Près de 4,2 millions de marocains en situation de vulnérabilité et 1,6 million sont en état de pauvreté absolue sur une population de 34,812 millions d’habitants, indique une enquête du HCP qui confirme que les subventions et aides publiques profitent surtout aux plus riches.
Selon cette enquête du HCP rendue publique mercredi 17 mai à Rabat, la pauvreté reste en progression en milieu rural, et le système de subventions des prix de première nécessité profite aux couches sociales les plus aisées.
Les résultats de cette enquête sur la pauvreté monétaire sont sans équivoque : sur un total de 1.683 communes et centres urbains, 39,2% affichent un taux de pauvreté monétaire inférieur à 5%, 29,8% ont un taux variant entre 5% et 10%, 23,8% affichent un taux entre 10% et 20%. 5,1% entre 20% et 30% et 2,2% des 1.683 communes ont un taux de pauvreté supérieur à 30%.

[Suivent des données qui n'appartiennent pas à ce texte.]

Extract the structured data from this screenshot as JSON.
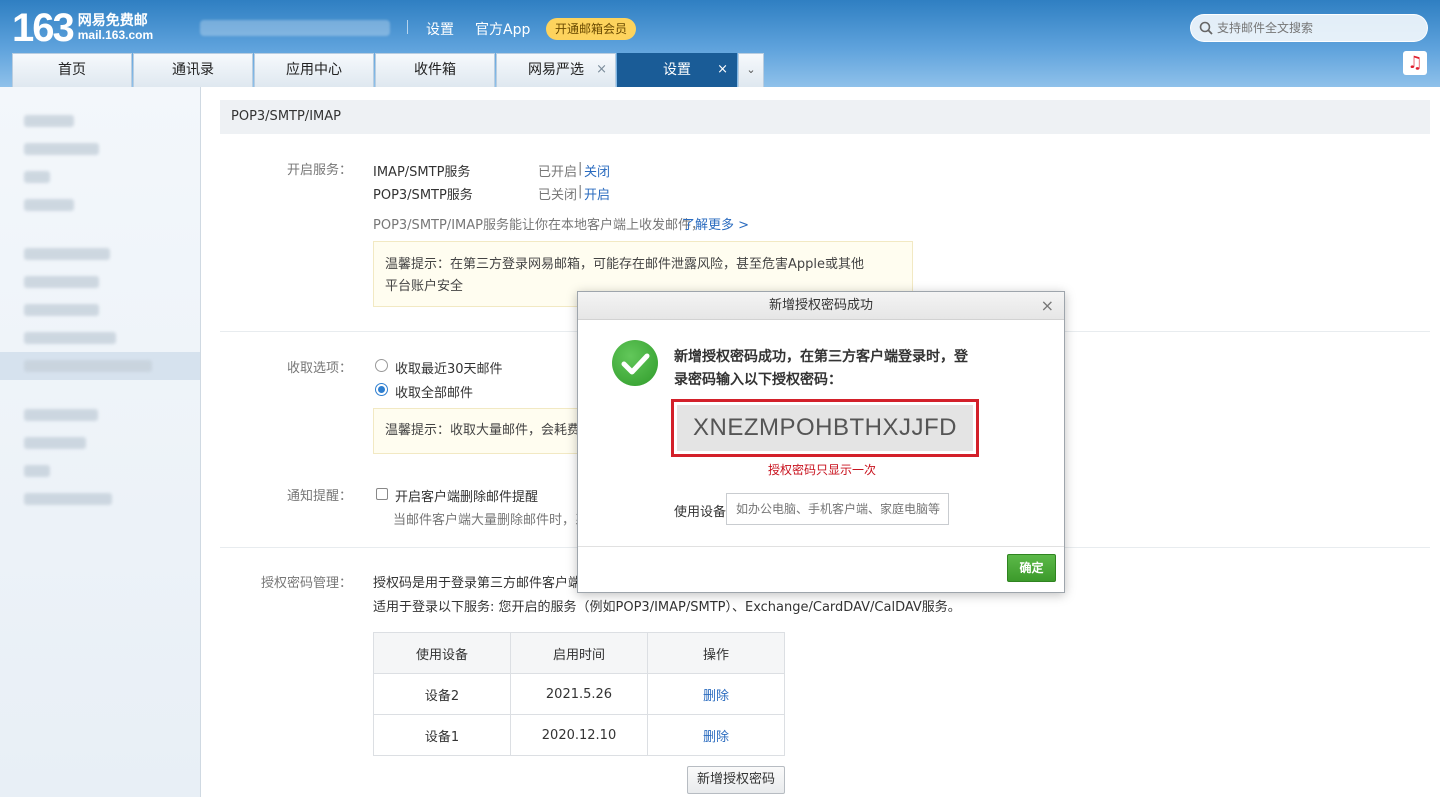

En milieu rural, sur les 1.279 communes, le taux de pauvreté monétaire est inférieur à 5% dans 28,5% des communes, et se situe entre 5% et 10% dans 34,4%. Ce taux oscille entre 10% et 20% dans 28,2% des communes, entre 20% et 30% dans 6,0%, et il est supérieur à 30% dans 2,9% des communes.
Selon la même enquête, sur les 404 communes et centres urbains, 73,3% affichent un taux de pauvreté inférieur à 5%, 15,1% un taux de pauvreté compris entre 5% et 10%, 9,7% un taux entre 10% et 20%, et 2,0% affichent un taux supérieur à 20%.
Les aides publiques vont aux riches
Commentant les résultats de cette enquête à la lumière des politiques publiques d’aides aux populations vulnérables, et notamment à travers l’INDH (Indicateur national de développement humain), le secrétaire général du HCP Abdelhak Allalat a souligné que »les aides sociales vont à l’ensemble de la population et profitent à ceux qui en ont le moins besoin ».
« Dans le domaine de la couverture médicale, le Régime d’Assistance Médicale (Ramed) qui est destiné à la population pauvre et vulnérable non couverte par un système d’assurance maladie, n’échappe pas à ce type de distorsion. Alors que seuls 26,1% de ses bénéficiaires provenaient du quintile ayant le niveau de vie le plus faible, 7,6% appartenaient au quintile le plus aisé », poursuit le secrétaire général du HCP lors d’une conférence de presse de prézsentation des résultats de cette enquête.
»Nos travaux à partir de l’Enquête nationale sur la consommation et les dépenses des ménages (ENCDM) montrent qu’en 2014, près de 30% des subventions budgétaires destinées au soutien des produits alimentaires et de butane ont profité aux 20% des ménages ayant le niveau de vie le plus élevé, contre 13% aux 20% les plus défavorisés, avec un rapport de plus de 2 fois au profit des premiers » a-t-il relevé.
Comment réformer la caisse de compensation ?
»Ce rapport est de 2,4 fois dans le cas de la farine nationale de blé tendre, 3,4 fois dans celui du sucre et de 1,9 fois dans celui du gaz butane », ajoute-t-il. Pis, au niveau du système éducatif, « près de 30% des promotions du secondaire et du supérieur de 2014 appartenaient à la catégorie des 20% les plus aisés contre 10% relevant des 20% les plus défavorisés ».
Pour le HCP, ces disparités dans l’affectation des aides publiques aux couches sociales selon le degré de pauvreté sont le résultat direct du »mode de financement général des programmes sociaux. » Dès lors, le département de M. Ahmed Lahlimi propose au gouvernement une nouvelle cartographie de la pauvreté pour mieux cibler les aides publiques et les objectifs en matière de développement humain.
« Si on améliore l’affectation des ressources, on peut en améliorer le rendement, ainsi la majorité des bénéficiaires seront issus des populations pauvres, ce qui permettra une baisse du taux de pauvreté plus accentuée », explique Abdelhak Allalat.
La caisse de compensation des prix des prix des produits de première nécessité (sucre, farine, huile) a été instaurée en 1941 au Maroc, mais avait un autre objectif : celui de stabiliser les prix au plus fort de la seconde guerre mondiale, et non pas soutenir les prix.
La nouvelle carte de la pauvreté monétaire est ainsi, selon les responsables du HCP, une solution à la réforme de la caisse de compensation qui absorbe chaque année un budget de plus de 30 milliards de dirhams (environ 3 mds d’euros) pour le soutien des prix.